Dice Juan Ramón Rallo en el libro colectivo #Ciudadanos. Deconstruyendo a Albert Rivera, que hay tres factores clave que movilizan la innovación y que en España no se cumplen: incentivos, financiación y conocimiento. La verdad es que cualquiera de estos factores no han de tener su origen necesariamente en las empresas que innovan, pero sí han de saber conseguir su acceso a ellos y su gestión adecuada. Por eso creo que los puntos clave por los que las PYMEs tienen dificultades para innovar son:

1.-Desconocimiento del concepto de innovación.

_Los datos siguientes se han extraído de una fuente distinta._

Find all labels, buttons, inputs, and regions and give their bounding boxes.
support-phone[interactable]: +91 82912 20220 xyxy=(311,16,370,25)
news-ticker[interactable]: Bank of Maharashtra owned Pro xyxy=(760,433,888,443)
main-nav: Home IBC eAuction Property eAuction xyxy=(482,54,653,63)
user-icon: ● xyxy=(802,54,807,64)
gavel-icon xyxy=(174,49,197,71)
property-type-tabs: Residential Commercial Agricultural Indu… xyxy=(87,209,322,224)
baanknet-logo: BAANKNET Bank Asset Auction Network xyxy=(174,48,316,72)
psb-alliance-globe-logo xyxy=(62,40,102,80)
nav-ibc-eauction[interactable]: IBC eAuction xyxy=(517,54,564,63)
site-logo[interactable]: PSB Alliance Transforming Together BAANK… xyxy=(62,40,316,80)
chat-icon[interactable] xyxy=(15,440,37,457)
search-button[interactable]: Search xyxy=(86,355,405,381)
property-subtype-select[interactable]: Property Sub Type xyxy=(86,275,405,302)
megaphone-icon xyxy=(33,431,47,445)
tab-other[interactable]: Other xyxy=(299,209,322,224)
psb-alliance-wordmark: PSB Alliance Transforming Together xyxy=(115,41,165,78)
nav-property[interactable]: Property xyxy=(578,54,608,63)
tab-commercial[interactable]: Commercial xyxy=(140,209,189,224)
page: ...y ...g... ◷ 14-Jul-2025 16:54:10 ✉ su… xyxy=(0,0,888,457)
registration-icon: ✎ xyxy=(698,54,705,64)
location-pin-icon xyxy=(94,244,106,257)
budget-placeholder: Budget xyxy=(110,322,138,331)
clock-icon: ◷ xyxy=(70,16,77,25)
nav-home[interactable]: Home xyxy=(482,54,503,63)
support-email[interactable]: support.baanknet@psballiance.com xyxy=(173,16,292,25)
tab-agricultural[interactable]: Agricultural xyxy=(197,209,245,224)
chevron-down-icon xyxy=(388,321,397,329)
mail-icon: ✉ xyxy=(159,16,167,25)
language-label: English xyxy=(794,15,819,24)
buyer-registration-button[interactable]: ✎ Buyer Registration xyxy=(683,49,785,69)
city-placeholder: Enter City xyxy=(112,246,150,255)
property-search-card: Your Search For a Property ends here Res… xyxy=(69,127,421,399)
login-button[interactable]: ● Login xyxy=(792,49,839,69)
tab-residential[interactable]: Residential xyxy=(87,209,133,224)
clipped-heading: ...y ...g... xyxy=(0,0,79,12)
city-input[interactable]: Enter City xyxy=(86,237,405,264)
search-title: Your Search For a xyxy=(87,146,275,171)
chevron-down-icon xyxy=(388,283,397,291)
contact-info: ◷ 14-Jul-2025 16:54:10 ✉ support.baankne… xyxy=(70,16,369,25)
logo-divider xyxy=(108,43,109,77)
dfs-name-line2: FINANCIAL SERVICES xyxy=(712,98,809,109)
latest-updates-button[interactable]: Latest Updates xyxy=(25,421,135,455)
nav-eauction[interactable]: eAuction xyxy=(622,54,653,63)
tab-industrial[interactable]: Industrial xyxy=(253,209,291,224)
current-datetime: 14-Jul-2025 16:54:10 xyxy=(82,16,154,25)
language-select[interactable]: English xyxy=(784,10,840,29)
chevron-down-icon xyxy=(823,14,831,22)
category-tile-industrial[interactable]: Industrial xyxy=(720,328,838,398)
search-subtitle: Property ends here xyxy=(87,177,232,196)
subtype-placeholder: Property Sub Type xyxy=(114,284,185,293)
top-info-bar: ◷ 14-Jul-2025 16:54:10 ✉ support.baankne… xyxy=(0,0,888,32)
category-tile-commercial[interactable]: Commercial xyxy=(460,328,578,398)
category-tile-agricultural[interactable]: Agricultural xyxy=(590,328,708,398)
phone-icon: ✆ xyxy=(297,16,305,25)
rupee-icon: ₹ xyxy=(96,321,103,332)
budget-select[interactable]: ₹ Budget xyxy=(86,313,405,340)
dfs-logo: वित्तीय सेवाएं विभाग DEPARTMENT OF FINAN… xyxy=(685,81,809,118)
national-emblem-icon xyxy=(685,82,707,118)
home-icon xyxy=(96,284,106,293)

Ya lo he dicho en alguna ocasión, no es lo mismo innovar que ser creativo, y sé que a veces la línea de separación es muy fina, pero es fundamental tenerlo en cuenta. Entre otras cosas porque así tendremos claro dentro de qué sector estamos innovando. Imaginemos que soy escaparatista y me he preocupado por encontrar nuevos materiales, nuevas técnicas y nuevas formas de diseñar mis escaparates, algunas tan sorprendentes y novedosas que se podrían considerar una innovación dentro de mi sector. Ahora me contrata una cadena de grandes almacenes y yo aplico estas técnicas y productos innovadores a sus escaparates. Quien ha innovado no es la empresa que me ha contratado, he sido yo, el escaparatista. La empresa no ha adquirido ninguna ventaja competitiva, puesto que este mismo tipo de escaparate lo puede poner la tienda de la esquina contratándome. Yo sí he conseguido esa ventaja competitiva respecto a mi competencia, pero no mi cliente.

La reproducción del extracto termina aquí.